Por culpa dele torci um pé. Era altura do Natal. Andava eufórica porque, pela primeira vez, os meus pais me tinham autorizado a passar o fim de ano com um grupo de amigos. Uns dias antes, uma amiga oferecera-me uma cassete, preciosa, que ainda hoje guardo. De um lado, gravara várias canções do "Escritor de Canções" do Sérgio Godinho. Do outro lado, gravara outras tantas do "Por este Rio Acima". Ouvi esta cassete vezes sem conta, centenas de vezes, milhares talvez. As canções do Fausto punham-me em estado de euforia. Despertavam em mim uma vontade desenfreada de dançar. Ignorando os olhares trocistas do meu pai e os gritinhos preocupados da tia Dé - ó filha, olha que tu cais! - punha-me a dançar as canções do Fausto, bem no meio da sala, sob o olhar severo das divindades hindus, trazidas pelos meus pais da Índia. Mulheres serpentes. Homens com quatro braços e rosto de elefante. Ganesh, Shiva, Krisna, com os corpos delineados, esculpidos na madeira perfumada do sândalo, olhavam-me com espanto, não reconhecendo aquele dançar tão diferente do das suas terras longínquas. Era um dançar não contido. Não me limitava a abanar a anca ou a mexer os pezinhos. Aquela música entrava dentro de mim e fazia mexer todas as partes do meu corpo. Cheguei mesmo a aprender alguns passos de folclore que se adequavam perfeitamente ao ritmo daquelas canções. Foi num desses devaneios pela dança tradicional, entre saltos e pulos, com os braços no ar, a dar uma pirueta, que torci um pé. Ainda me lembro das gargalhadas da mana, da aflição das minhas mães, do meu pânico perante a iminência de, por causa de uma entorse (mas que entorse!), voltar a passar o fim de ano na companhia dos meus pais com doze passas na mão.

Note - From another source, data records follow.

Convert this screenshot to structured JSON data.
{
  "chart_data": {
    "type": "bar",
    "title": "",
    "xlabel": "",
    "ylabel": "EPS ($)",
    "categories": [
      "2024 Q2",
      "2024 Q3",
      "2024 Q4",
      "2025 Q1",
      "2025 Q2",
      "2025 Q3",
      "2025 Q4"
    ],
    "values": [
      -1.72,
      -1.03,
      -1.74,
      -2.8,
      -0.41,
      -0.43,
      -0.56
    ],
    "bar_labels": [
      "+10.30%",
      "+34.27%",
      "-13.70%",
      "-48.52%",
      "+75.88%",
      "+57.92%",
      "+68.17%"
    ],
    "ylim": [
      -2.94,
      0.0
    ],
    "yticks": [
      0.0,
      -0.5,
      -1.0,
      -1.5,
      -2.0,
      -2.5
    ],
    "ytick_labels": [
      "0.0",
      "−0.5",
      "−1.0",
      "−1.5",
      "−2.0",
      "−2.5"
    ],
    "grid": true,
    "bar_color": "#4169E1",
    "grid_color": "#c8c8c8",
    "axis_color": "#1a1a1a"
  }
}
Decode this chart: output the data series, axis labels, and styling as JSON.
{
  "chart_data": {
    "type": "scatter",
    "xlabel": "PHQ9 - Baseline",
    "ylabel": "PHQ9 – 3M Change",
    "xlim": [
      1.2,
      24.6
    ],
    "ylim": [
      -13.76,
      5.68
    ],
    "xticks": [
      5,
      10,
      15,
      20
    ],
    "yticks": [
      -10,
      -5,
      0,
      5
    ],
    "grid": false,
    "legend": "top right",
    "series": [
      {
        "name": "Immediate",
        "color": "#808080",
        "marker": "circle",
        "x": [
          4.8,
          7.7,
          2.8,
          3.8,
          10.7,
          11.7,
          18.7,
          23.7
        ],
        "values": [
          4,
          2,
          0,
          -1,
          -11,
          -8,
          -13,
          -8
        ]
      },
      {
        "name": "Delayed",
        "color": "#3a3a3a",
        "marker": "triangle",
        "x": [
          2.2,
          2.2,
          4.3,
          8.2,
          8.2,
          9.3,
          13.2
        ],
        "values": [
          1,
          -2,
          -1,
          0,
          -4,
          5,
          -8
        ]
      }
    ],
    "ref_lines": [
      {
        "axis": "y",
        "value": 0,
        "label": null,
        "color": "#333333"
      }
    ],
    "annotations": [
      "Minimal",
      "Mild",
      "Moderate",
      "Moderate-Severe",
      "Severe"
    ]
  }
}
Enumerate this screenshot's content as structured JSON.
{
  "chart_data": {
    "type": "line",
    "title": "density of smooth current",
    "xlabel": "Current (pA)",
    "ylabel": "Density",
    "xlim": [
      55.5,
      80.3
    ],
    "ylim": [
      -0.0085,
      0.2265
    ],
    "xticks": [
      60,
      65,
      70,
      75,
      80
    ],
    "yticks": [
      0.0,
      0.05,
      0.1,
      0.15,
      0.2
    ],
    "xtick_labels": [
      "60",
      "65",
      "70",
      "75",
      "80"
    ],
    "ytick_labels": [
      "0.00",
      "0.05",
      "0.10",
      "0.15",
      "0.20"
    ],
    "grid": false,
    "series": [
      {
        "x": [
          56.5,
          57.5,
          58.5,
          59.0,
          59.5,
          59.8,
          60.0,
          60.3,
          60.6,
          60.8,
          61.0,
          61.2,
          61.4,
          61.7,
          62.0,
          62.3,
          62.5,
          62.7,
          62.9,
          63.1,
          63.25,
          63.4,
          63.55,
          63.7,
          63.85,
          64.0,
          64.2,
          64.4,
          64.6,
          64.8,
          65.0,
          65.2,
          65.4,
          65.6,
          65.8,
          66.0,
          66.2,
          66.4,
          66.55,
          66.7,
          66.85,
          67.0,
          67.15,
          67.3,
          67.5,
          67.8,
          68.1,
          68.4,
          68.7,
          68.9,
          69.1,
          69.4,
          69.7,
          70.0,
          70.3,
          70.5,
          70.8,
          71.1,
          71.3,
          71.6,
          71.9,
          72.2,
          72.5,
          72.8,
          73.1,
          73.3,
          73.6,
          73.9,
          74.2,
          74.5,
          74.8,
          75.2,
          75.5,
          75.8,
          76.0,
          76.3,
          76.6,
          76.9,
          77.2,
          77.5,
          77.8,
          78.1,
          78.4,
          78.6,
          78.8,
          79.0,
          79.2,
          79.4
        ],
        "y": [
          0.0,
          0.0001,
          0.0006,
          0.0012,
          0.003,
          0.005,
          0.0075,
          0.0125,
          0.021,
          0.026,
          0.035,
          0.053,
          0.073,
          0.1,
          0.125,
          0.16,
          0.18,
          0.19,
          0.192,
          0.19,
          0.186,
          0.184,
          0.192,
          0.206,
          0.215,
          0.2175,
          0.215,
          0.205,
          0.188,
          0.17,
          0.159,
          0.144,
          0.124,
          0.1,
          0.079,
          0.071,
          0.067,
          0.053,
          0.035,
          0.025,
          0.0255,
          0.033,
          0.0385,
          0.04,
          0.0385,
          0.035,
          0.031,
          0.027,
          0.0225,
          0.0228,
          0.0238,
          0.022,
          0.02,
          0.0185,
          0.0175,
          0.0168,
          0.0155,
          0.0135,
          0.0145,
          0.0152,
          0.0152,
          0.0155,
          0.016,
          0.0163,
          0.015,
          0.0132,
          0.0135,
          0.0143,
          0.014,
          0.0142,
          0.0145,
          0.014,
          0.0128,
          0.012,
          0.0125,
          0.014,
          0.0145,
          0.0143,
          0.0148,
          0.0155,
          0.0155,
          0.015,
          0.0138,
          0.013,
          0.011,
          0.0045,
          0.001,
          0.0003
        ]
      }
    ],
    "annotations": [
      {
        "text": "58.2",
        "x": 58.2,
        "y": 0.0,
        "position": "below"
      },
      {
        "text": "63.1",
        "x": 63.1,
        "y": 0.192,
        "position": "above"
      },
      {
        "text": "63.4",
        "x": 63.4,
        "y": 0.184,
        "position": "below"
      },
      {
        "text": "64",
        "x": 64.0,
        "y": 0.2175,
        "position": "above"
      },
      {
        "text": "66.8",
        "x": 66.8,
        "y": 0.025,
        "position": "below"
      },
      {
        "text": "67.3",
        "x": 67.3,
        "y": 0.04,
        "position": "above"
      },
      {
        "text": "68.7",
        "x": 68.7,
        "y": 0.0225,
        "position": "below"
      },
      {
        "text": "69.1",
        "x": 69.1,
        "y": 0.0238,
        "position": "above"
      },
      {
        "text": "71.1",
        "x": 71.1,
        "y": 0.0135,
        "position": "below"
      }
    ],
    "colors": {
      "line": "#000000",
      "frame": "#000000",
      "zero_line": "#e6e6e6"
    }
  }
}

Tenho certo orgulho no episódio da entorse. Assim como tenho um orgulho um bocado parvo em gostar das canções do Fausto como gosto. Não sou capaz de o ouvir sentada numa cadeira como se estivesse a assistir a um recital de piano. Faço sempre figuras tristes nos concertos. Canto as canções aos gritos e danço. Comovo-me com a limpidez da sua voz e com a poesia das suas palavras. Se, no Sérgio Godinho, gosto da capacidade de se adaptar a novos ritmos e a novas sonoridades, no Fausto, gosto precisamente do contrário. As canções de agora podiam ser as canções de ontem. E vice-versa. É por gostar tanto das suas canções que me entristece um país que lhe não reconhece o valor. Dos meus colegas de faculdade, do círculo de amigos de então, muitos deles de esquerda, seja lá o que isso for, nunca conheci nenhum que amasse verdadeiramente o Fausto. Mentira. Havia um: o Rui. Mas o Rui era um caso muito especial. De direita, conservador, precocemente alcoólico, monárquico, excessivo em muita coisa, amava, acima de tudo, acima dos rótulos e das etiquetas, a música, os livros e as palavras. Já os outros, os semi-etilizados que, como eu, deambulavam pelo Bairro Alto, que se deslumbravam com o PSR, diziam gostar do Fausto. No entanto, o único disco que lhe conheciam era o "Por Este Rio Acima". Sim, pá, claro que gosto!”, e bebiam mais uma pinguinha de cerveja para acicatar o ser revolucionário. Um tipo de esquerda sabe que tem meia dúzia de obrigações a cumprir. Uma delas é dizer que gosta do José Mário Branco, do Fausto e do Sérgio Godinho. Gosto do "Navegar, Navegar". Quando diziam isto, tornava-se claro, óbvio, cristalino, que não conheciam a ponta de um corno da discografia do Fausto. O Fausto merecia veneração, devoção, admiração, reconhecimento. Digo mais. Merecia outro país.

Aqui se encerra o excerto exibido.